Splotchy came up with a fun innovation recently-- "Adopt-An-Actor." It consists, mainly, of choosing a character actor to sponsor. The details aren't clear-- I'm not sure yet if you're supposed to let him or her crash on your couch when they're in town.
My first inclination was go grab Brad Dourif, who's played mostly troubled, and often creepy characters since his portrayal of Billy in the One Flew Over the Cuckoo's Nest (which I saw, by the way, Splotchy, in the Lagrange Theater in 1975 or 1976!). He's played memorable roles in the awful David Lynch version of Dune, and in Star Trek: Voyager and The X-Files. He's best-known recently for his recurring role in Deadwood.
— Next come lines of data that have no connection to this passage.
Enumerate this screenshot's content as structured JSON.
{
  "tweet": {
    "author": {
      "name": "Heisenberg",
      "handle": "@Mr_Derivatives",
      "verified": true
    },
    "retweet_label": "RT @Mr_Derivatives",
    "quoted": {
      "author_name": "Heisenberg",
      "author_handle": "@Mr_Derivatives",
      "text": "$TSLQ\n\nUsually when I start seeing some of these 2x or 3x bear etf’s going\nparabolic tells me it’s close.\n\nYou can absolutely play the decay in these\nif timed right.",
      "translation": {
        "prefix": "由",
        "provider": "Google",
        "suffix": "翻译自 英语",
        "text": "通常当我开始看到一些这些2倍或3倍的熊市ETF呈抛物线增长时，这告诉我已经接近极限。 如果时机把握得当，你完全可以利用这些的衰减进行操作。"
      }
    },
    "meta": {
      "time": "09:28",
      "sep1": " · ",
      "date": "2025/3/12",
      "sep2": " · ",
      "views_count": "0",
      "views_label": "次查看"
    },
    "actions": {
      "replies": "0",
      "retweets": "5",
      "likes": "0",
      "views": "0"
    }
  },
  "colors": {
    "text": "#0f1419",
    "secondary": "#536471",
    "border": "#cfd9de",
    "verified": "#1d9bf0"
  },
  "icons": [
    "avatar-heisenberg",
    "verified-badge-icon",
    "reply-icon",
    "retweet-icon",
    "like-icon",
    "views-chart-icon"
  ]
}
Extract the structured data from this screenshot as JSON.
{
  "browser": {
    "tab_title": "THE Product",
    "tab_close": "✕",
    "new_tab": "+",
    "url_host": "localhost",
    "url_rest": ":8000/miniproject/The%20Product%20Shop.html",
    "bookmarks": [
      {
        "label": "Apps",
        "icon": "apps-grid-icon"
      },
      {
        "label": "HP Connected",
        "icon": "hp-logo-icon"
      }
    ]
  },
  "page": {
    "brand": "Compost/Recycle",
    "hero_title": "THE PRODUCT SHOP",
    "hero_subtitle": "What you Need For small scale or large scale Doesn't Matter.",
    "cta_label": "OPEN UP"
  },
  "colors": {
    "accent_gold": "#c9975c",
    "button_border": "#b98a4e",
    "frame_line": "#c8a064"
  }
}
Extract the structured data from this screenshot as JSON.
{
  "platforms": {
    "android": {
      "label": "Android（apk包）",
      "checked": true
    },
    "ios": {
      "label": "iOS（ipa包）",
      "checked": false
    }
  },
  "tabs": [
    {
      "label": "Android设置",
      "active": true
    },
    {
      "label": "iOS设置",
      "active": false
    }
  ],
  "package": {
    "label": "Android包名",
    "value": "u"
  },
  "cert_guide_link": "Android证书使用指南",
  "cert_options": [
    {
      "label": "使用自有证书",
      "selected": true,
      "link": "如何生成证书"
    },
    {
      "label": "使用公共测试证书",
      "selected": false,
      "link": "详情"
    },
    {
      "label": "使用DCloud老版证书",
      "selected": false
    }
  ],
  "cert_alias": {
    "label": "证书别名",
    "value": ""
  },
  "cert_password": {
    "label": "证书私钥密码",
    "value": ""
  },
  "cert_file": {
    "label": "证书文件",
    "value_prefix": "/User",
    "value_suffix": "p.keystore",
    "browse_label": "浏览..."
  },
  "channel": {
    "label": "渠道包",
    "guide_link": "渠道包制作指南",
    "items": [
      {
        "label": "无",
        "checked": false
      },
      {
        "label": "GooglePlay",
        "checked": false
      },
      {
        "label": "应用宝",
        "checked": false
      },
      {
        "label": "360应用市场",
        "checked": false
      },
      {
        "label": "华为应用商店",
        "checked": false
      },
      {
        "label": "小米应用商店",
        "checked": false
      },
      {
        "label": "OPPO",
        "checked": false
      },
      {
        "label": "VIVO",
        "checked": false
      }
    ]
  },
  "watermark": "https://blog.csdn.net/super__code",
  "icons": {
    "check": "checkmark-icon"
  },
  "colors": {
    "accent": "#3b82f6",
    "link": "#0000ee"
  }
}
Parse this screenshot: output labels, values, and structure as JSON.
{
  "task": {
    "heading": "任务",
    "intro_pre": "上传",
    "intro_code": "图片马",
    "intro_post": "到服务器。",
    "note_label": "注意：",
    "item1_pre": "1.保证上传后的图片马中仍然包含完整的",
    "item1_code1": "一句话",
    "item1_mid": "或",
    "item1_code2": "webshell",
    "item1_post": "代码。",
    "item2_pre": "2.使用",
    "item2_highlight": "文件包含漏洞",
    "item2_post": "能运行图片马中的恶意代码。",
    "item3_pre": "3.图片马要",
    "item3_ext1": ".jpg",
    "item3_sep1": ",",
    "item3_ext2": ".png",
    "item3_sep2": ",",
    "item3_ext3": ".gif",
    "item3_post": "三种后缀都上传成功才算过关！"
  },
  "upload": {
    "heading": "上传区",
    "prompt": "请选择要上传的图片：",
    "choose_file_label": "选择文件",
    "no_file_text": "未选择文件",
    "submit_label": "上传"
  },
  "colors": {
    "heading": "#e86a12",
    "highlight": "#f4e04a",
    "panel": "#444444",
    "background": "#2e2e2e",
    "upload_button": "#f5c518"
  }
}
Last night, though, I was watching one of my favorite movies, Raising Arizona. I'll post this one soon as a "Fave Rave" soon, so I won't go much into it, but IMHO this movie is a masterpiece.
I was also reminded that one of the great character actors of all time, Trey Wilson was in it. As Nathan Arizona, the father of the kidnapped baby, he steals a lot of scenes. A couple of examples:
As the FBI and Arizona State Police overrun his house looking for clues, he yells at them for searching for his son Nathan, Jr. in the only house in Arizona that they know his son isn't at. When the investigators ask him if his son was wearing pajamas, he snaps back, "No one sleeps naked in this house.
He played a couple more memorable roles: as FBI field director Franklin in Jonathan Demme's "Married to the Mob," and, very memorably, as coach Joe Riggins in Bull Durham.
I searched Youtube in vain for the great "Lolligagging" locker room scene (with the great comic actor Robert Wuhl). I couldn't even find a picture of him.
Unfortunately, Wilson died of a cerebral hemmorage in 1989 at the age of 40.
In looking him up, I discovered that he was actually cast in another Coen brothers movie, the gangster movie Miller's Crossing. When he died during filming, the part went to Albert Finney.
I think, then, I'm going to adopt well-travelled character actor M. Emmett Walsh, who was also in Raising Arizona, as the annoying co-worker.
Looking him up on the Internet Movie Database, I discovered that Walsh had 187 entries. The first thing I distinctly remember him in was as the jerk swimming coach in "Ordinary People" ("I would never have let them put electricty in my head..."), but I remembered his face from dozens of movies.
He was in Midnight Cowboy, They Might Be Giants (the movie that the group got the name from, I believe), Serpico, Slapshot, Reds, Blade Runner and many more. According to IMDB, he was the infamous "Group W" Sergeant in the film adaptation of Arlo Guthrie's "Alice's Restaurant."
It's not like he really needs my sponsorship, though. Among the 187 movies are five that have been or will be released this year. His career appears to be doing just fine without my help.